The Mac which is likely to have fallen behind and have these problems getting up to date is the Fallback Mac, maybe your last Mac which you keep tucked away in case your current working system has to go off for repair, or is otherwise unavailable, and you need to carry on working. It might also run old and now incompatible versions of key apps, retaining your access to them. With the requirement for 64-bit software in Catalina, we can expect users in the future to have to keep more old systems for that purpose.

What makes this worse is that it appears that the more out of date your system becomes, the less likely it is to get updates again. I don’t have any hard evidence for this, but a system which is only just – a version or two – out of date seems able to get the updates it needs, but once your Mac is several months out of date, the servers seem to lose interest in pushing anything more to it. You then run softwareupdate, either at the command line or through LockRattler or SilentKnight, and it just draws a blank.

The other observation worth considering is that there is often delay between logging into a Mac and the appearance of available updates. Leave your Mac on for less than ten minutes, and it’s likely to miss updates and steadily fall behind. Give it an hour or more, and the updates may magically appear.

Managing the Fallback Mac

When you decide to put a Mac into reserve, you can choose either to freeze it as it is, or to keep it as current as possible. When you freeze it, that means no more significant updates, and never connecting it to the Internet. Security updates then become irrelevant, as it’s going to be protected by an air gap, and never exposed to any risk.

For most users, that isn’t going to be a useful fallback, as it can’t do many of the tasks that your working Mac does. To fill that gap, you need a Mac which is running a fully patched and protected version of macOS, and that requires full security updates.

This problem is rather like someone who is totally reliant on having a functional car, so they have a second vehicle. When engines were started with cranks and the most sophisticated electrics they had were their lights, you could keep a reserve car like that for months with minimal attention.

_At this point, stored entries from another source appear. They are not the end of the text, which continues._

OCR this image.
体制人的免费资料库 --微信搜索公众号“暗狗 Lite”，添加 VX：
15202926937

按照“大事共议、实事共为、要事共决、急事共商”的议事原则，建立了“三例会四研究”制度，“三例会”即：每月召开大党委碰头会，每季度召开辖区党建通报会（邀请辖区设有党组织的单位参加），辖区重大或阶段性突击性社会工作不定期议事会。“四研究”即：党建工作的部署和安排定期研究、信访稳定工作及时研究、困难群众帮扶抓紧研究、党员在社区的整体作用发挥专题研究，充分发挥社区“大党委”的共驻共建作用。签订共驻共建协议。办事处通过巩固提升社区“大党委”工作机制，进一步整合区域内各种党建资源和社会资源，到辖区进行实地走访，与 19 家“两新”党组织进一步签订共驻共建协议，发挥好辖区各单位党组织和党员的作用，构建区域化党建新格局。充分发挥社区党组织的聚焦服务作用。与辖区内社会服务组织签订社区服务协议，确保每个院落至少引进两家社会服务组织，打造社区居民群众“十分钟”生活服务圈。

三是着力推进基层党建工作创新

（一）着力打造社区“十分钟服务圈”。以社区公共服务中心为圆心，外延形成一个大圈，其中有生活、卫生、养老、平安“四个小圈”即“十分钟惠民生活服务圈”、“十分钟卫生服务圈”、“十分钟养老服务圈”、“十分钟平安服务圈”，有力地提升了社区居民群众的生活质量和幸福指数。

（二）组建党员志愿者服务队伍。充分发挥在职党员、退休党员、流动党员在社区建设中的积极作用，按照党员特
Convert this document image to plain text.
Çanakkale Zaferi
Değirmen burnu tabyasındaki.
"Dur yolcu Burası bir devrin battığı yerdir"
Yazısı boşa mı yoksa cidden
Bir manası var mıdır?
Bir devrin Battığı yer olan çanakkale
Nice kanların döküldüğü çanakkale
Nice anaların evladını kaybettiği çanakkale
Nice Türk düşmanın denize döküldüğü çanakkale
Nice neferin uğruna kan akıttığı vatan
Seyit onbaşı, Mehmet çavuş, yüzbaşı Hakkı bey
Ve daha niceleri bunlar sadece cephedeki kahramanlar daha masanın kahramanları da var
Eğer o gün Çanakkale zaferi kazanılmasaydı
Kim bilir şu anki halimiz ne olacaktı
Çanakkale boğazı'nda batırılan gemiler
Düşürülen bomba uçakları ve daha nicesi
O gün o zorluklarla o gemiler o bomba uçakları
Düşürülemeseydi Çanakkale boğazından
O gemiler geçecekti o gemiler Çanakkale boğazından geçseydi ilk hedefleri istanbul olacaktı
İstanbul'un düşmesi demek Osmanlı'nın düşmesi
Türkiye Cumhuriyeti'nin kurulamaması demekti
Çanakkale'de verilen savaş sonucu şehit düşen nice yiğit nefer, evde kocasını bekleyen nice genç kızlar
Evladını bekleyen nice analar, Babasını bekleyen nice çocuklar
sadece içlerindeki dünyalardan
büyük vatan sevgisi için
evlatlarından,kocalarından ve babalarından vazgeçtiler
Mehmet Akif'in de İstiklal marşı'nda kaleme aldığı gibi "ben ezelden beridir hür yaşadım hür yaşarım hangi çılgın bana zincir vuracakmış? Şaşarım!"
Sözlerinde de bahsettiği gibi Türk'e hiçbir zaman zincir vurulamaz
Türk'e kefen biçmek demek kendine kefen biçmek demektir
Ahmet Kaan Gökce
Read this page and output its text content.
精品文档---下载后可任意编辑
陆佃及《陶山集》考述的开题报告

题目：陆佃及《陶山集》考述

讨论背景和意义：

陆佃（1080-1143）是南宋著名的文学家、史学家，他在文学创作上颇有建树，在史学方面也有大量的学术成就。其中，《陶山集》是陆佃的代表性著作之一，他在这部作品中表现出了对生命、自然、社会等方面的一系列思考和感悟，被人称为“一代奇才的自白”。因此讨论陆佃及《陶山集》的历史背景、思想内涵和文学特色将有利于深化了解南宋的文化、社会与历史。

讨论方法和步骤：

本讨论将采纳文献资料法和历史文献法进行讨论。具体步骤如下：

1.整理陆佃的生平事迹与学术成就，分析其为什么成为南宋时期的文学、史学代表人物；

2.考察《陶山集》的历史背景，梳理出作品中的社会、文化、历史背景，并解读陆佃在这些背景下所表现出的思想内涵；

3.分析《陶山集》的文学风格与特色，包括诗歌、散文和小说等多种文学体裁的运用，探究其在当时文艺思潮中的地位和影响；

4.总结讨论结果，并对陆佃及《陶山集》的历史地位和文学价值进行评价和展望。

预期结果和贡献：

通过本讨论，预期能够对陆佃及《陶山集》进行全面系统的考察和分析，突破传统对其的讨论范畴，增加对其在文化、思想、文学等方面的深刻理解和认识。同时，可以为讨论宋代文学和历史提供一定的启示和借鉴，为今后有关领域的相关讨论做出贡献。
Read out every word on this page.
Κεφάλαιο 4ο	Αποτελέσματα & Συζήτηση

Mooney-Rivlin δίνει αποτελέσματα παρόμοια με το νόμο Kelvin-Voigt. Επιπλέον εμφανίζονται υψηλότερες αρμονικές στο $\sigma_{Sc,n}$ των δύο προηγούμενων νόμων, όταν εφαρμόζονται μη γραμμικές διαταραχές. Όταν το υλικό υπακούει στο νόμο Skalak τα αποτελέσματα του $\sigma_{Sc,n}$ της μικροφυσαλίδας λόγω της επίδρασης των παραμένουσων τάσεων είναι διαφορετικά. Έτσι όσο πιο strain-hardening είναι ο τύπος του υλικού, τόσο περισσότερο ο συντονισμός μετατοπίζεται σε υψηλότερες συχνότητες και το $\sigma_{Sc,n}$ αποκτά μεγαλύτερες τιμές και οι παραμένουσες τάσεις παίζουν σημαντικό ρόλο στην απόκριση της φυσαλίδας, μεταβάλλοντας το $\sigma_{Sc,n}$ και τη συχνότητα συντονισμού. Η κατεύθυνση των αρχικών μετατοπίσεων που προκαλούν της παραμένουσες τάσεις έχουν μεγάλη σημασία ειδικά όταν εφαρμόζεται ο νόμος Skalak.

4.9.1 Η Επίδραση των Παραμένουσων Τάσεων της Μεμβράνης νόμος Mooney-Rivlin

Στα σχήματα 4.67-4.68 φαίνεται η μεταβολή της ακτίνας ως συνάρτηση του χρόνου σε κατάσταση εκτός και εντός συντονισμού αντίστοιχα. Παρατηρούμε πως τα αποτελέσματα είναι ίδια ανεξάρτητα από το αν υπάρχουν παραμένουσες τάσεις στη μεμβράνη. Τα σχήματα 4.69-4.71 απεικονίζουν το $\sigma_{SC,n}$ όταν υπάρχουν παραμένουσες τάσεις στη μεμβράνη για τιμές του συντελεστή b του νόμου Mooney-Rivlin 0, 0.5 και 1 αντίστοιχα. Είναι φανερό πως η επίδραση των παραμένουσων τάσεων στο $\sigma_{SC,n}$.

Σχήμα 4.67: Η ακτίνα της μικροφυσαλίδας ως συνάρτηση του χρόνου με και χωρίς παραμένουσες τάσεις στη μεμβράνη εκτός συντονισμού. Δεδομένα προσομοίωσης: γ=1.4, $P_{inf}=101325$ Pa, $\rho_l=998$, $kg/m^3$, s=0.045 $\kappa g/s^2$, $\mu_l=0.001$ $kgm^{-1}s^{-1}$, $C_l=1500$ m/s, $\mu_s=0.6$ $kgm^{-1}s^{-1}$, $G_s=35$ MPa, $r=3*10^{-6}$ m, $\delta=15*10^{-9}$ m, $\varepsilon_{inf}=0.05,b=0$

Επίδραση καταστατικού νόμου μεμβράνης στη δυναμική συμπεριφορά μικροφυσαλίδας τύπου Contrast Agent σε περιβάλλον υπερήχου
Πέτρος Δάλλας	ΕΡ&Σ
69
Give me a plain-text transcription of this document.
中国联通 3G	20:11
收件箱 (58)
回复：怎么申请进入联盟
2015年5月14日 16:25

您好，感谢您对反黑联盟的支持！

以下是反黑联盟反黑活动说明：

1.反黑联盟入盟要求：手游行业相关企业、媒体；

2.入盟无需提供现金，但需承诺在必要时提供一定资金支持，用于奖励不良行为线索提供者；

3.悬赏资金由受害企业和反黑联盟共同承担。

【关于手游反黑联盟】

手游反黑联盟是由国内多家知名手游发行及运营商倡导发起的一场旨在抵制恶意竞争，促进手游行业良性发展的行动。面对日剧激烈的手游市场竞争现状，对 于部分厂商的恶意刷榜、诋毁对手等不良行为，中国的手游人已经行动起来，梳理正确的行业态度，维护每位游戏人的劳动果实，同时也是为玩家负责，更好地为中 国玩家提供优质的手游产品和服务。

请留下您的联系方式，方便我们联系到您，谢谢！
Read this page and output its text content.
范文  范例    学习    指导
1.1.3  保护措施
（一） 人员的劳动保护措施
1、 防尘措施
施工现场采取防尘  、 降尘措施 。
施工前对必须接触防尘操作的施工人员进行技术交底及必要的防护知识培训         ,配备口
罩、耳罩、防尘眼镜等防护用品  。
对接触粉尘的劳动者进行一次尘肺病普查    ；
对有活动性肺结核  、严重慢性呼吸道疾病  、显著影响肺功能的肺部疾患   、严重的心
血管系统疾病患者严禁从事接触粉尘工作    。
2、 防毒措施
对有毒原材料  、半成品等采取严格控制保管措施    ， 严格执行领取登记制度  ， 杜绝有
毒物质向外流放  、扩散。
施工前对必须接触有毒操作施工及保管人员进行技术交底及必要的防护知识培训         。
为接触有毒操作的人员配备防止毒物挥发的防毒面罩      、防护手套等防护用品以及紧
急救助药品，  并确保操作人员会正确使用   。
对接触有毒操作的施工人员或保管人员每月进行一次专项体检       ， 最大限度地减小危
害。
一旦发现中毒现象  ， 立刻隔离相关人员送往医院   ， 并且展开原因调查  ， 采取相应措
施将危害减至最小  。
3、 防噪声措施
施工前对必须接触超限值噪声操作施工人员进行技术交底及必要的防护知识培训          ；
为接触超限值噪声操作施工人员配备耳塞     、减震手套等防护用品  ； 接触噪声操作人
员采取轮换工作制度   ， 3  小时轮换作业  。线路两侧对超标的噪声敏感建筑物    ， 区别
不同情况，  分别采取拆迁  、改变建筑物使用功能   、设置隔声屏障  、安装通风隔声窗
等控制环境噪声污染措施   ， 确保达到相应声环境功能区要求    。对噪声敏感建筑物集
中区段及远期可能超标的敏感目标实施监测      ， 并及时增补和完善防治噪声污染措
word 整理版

Now they’ve all got elaborate anti-theft systems, in-car electronics, and more, leave your car unattended for a couple of weeks and systems start to get worrysome. To function well, the modern car needs to be driven regularly and fairly frequently.

So with your fallback Mac, you need to power it up every few weeks, if not more often. Each time it’s used, give it at least an hour with an Internet connection, then towards the end of that period run SilentKnight or LockRattler to check for updates, and open the Software Update pane too. Sometimes it takes as much as that to ensure that a silent update gets pushed, detected, and successfully installed.

Before you make any Mac your fallback, it’s worth taking a little time to prepare it too. A clean re-install of macOS and being brought fully up to date with security updates is a good start, if you can. You should also ensure that you have enabled your Mac to Automatically check for updates, and to Install system data files and security updates. If you don’t, then it can’t check for or install these updates.

If you’re concerned and want to track your Mac’s status for silent security updates, look at SilentKnight, which does this with the minimum of fuss and intervention on your part, and LockRattler, which is a bit more extensive in its coverage and more manual.

Thanks to all those who kindly provided information about their El Capitan systems, who made this possible, and to Al who kindly checked the SUS and reminded me to remind that Software Update settings allow updating.